You can use one of the following methods to install EMR SDK:
  • Use the JAR package in Eclipse. Follow these steps:
    1. Download the dependencies required by EMR from the Maven repository.
    2. Copy the required JAR package to your project directory. Select an SDK version based on the Spark version for the cluster in which your jobs run. Version 2.10 is recommended for Spark 1.X, and version 2.11 is recommended for Spark 2.X.
    3. Right-click the project name in Eclipse and select Properties. In the dialog box that appears, click Java Build Path and then click Add JARs.
    4. Select the JAR package you downloaded and click OK.

      After you complete the preceding steps, you can perform read/write operations on Object Storage Service (OSS), Log Service, Message Service (MNS), Message Queue (MQ), Tablestore, and MaxCompute data.

  • Create a Maven project and add the following dependencies:
        <dependency>
            <groupId>com.aliyun.emr</groupId>
            <artifactId>emr-tablestore</artifactId>
            <version>1.9.0</version>
        </dependency>
        <dependency>
            <groupId>com.aliyun.emr</groupId>
            <artifactId>emr-mns_2.11</artifactId>
            <version>1.9.0</version>
        </dependency>
        <dependency>
            <groupId>com.aliyun.emr</groupId>
            <artifactId>emr-logservice_2.11</artifactId>
            <version>1.9.0</version>
        </dependency>
        <dependency>
            <groupId>com.aliyun.emr</groupId>
            <artifactId>emr-maxcompute_2.11</artifactId>
            <version>1.9.0</version>
        </dependency>
        <dependency>
            <groupId>com.aliyun.emr</groupId>
            <artifactId>emr-ons_2.11</artifactId>
            <version>1.9.0</version>
        </dependency>
        <dependency>
            <groupId>com.aliyun.emr</groupId>
            <artifactId>emr-datahub_2.11</artifactId>
            <version>1.9.0</version>
        </dependency>

Debug Spark code locally

When you debug the Spark code that is used to read or write OSS data, you must configure a SparkConf object. Set spark.hadoop.mapreduce.job.run-local to true and retain the default values of other parameters. Example:
val conf = new SparkConf().setAppName(getAppName).setMaster("local[4]")
   conf.set("spark.hadoop.fs.oss.impl", "com.aliyun.emr.fs.oss.JindoOssFileSystem")
   conf.set("spark.hadoop.mapreduce.job.run-local", "true")
   val sc = new SparkContext(conf) 
   val data = sc.textFile("oss://...")
   println(s"count: ${data.count()}")

Usage notes

  • Configure third-party dependencies

    To allow EMR to access Alibaba Cloud data sources such as OSS and MaxCompute, you need to configure the required third-party dependencies for your Spark job.
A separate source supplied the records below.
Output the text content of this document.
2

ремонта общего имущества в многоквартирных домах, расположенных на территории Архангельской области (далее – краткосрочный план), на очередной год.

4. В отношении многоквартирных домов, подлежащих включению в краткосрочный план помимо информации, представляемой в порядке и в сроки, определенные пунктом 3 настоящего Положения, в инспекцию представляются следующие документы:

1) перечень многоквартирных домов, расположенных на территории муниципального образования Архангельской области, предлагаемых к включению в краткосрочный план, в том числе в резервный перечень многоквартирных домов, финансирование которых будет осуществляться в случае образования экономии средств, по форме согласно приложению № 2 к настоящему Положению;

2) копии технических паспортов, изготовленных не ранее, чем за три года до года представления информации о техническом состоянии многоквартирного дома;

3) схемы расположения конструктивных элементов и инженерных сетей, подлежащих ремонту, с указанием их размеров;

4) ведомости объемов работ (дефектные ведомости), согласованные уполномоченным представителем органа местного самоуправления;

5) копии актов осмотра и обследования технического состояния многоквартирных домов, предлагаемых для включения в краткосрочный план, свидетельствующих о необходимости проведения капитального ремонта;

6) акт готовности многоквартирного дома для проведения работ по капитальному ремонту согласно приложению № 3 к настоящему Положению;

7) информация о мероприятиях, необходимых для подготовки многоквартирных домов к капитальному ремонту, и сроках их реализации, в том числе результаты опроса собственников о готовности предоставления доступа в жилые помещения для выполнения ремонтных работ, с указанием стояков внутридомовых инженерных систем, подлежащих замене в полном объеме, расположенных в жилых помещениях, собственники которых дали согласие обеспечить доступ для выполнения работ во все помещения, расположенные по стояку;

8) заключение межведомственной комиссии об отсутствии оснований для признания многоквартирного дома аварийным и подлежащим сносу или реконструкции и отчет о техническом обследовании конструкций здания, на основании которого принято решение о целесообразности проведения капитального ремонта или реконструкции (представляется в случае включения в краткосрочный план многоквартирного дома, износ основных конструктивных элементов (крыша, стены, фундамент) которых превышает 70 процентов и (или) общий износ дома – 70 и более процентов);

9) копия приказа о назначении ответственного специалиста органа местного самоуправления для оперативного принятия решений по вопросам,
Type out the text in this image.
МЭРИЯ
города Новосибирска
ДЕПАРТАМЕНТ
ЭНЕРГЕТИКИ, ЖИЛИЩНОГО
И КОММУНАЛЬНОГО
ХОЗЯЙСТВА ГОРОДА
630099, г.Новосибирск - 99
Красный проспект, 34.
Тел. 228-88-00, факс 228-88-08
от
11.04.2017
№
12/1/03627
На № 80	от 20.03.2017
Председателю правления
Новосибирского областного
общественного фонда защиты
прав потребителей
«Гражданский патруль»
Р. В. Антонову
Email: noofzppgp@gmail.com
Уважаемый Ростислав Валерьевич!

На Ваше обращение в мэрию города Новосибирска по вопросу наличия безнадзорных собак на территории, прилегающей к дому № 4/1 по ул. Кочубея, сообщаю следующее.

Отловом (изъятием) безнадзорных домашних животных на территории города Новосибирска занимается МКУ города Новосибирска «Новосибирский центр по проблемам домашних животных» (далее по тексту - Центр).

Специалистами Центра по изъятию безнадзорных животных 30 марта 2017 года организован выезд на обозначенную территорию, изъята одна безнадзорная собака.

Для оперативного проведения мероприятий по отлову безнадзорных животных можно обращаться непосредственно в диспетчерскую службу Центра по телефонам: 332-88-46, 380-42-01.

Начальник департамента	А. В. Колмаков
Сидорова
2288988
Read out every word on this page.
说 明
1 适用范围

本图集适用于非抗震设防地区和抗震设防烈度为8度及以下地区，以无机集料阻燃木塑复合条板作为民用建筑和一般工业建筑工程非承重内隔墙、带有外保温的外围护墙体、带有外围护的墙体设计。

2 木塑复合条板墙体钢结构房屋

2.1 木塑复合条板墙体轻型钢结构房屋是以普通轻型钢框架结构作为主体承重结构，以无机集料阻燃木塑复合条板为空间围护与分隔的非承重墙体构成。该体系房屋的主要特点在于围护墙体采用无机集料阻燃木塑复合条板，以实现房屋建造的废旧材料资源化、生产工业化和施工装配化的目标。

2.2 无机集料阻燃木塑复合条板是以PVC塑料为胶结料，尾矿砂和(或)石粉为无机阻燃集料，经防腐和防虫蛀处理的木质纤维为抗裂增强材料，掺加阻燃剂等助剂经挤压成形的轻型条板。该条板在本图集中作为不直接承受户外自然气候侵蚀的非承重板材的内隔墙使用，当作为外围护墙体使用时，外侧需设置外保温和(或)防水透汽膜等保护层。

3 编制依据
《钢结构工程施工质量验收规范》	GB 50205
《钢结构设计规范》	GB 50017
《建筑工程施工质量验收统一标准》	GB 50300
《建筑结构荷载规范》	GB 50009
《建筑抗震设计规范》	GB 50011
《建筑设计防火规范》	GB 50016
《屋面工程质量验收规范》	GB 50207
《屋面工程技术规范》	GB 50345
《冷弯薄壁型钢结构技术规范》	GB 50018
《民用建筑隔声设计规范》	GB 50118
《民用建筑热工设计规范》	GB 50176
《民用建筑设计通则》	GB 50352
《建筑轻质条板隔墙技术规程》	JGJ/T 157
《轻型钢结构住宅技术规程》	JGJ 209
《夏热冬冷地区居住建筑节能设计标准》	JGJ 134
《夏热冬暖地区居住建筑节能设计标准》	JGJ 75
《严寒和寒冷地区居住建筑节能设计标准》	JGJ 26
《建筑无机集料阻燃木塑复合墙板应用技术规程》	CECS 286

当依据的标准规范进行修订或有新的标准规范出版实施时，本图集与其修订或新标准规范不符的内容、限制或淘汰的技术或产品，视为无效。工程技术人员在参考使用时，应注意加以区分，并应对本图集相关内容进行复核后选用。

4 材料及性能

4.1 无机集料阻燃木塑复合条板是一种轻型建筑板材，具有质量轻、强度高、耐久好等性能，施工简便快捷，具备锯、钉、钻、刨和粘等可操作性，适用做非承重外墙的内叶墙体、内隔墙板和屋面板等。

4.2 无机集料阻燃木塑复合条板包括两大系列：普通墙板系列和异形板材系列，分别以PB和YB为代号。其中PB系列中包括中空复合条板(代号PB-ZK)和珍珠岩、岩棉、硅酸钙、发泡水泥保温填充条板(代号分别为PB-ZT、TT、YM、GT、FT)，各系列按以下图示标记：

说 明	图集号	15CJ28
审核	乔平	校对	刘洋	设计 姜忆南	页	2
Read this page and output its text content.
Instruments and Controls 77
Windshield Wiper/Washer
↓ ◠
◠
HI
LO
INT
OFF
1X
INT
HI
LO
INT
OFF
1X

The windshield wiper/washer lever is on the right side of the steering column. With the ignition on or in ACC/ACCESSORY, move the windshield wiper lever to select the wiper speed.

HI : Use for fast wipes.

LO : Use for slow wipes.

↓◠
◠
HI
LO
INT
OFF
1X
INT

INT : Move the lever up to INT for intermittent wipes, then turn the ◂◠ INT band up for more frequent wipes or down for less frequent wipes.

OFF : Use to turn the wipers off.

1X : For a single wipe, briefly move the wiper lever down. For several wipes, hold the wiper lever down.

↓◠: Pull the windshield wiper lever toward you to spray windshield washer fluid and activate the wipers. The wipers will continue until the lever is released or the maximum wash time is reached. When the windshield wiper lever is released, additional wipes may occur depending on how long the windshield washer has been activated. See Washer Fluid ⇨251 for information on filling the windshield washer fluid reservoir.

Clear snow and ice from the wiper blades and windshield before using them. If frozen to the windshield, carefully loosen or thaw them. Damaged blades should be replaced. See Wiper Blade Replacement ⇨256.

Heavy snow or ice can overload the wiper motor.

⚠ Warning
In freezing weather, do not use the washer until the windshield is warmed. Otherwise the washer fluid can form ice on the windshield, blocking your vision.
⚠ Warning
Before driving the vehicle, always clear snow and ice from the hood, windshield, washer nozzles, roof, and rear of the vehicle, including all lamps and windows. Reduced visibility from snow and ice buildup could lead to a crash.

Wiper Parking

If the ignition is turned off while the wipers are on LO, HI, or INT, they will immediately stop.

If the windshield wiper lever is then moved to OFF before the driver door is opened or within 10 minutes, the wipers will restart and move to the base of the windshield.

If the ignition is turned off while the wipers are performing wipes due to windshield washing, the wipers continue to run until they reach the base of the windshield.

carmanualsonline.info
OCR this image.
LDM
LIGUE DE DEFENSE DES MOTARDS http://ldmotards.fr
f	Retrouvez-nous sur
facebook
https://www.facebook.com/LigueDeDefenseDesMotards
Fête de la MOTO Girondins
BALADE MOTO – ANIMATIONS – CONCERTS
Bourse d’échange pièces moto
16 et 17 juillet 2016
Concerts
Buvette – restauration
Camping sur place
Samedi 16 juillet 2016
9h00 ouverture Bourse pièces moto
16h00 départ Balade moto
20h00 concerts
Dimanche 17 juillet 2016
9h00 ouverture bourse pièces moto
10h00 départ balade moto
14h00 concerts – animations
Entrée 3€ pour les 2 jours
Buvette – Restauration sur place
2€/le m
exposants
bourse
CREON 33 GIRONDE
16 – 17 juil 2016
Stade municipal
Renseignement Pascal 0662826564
    For more information about how to add or remove third-party dependencies, see the pom file.

  • Specify an OSS output directory

    Add the fs.oss.buffer.dirs parameter to the local Hadoop configuration file. Set this parameter to a local directory. If you do not specify this parameter, a null pointer exception occurs when you run a Spark job to write OSS data.

  • Clean up junk data

    When a Spark job fails, the system does not automatically delete the data generated by the job. You need to check the OSS output directory and clean up the generated files if any. Then, log on to the OSS console, click the target bucket, and clean up the parts if any on the Parts tab.

  • Use PySpark

    For information about how to create a PySpark job, see aliyun-emapreduce-sdk.